To address this issue, OCA will establish an Office of Innovation during FY15. Individuals in the innovation office will be able to focus exclusively on examining why the government is providing a service in a certain way and how we can provide it more effectively and more efficiently.
The Office of Innovation will closely partner with agencies to ensure that the solutions they develop are realistic, implementable, sustainable on a long-term basis, and are likely to achieve the expected results. I am excited about the new possibilities this office will bring to the District’s operations.

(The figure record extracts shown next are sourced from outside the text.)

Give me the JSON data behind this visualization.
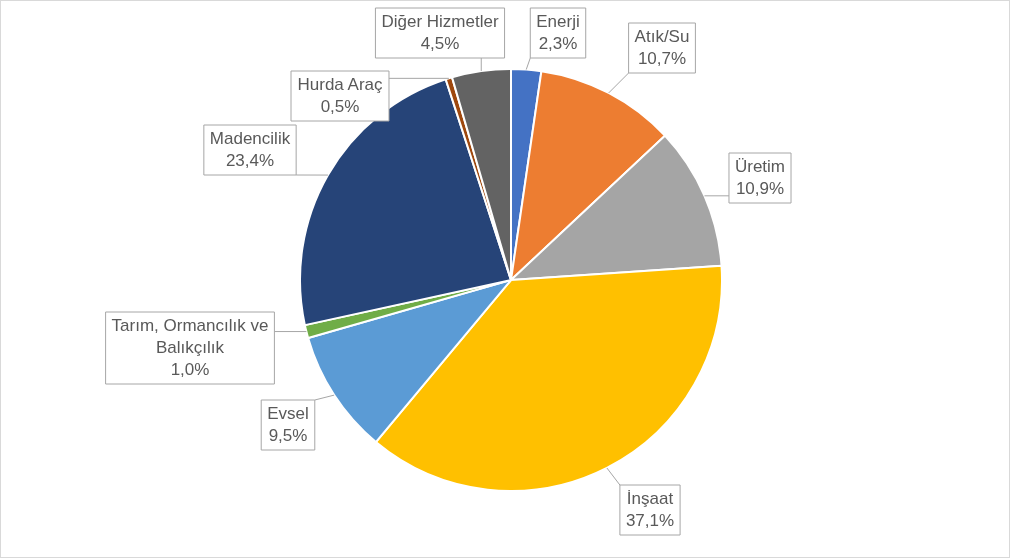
{
  "chart_data": {
    "type": "pie",
    "categories": [
      "Enerji",
      "Atık/Su",
      "Üretim",
      "İnşaat",
      "Evsel",
      "Tarım, Ormancılık ve Balıkçılık",
      "Madencilik",
      "Hurda Araç",
      "Diğer Hizmetler"
    ],
    "values": [
      2.3,
      10.7,
      10.9,
      37.1,
      9.5,
      1.0,
      23.4,
      0.5,
      4.5
    ],
    "value_labels": [
      "2,3%",
      "10,7%",
      "10,9%",
      "37,1%",
      "9,5%",
      "1,0%",
      "23,4%",
      "0,5%",
      "4,5%"
    ],
    "colors": [
      "#4472c4",
      "#ed7d31",
      "#a5a5a5",
      "#ffc000",
      "#5b9bd5",
      "#70ad47",
      "#264478",
      "#9e480e",
      "#636363"
    ],
    "legend": false
  }
}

Leverage public-private partnerships to revitalize and expand the District’s infrastructure
Like most cities and states, the District has billions of dollars in infrastructure needs, including schools, affordable housing, transportation projects, libraries, police stations, and fire stations. These critical investments are sometimes difficult to finance with existing resources, but the involvement of the private sector can bring creativity, efficiency, and capital to address this infrastructure challenge.
Public-private partnerships, or P3s, are an innovative procurement model that leverages private-sector expertise, shifts risk, and achieves life-cycle efficiencies on projects that have historically been procured by traditional methods and operated and maintained by government entities. In our region, Virginia has procured several transportation projects through P3s, including the I-495 Beltway express lanes, and Maryland is expected to procure the Purple Line light rail project through a P3.
In order to develop P3 projects in the District, OCA will establish a new Office of Public-Private Partnerships, based on legislation that was introduced by Mayor Bowser and approved when she was a member of the Council. Our team is currently planning the structure of the office, budgeting the necessary resources, and working to identify personnel to staff the office. I’m excited to see this important work begin and look forward to continuing to work with the Council on this innovative procurement method.
That concludes my testimony. Thank you for the opportunity to testify today. I am available to answer any questions you may have.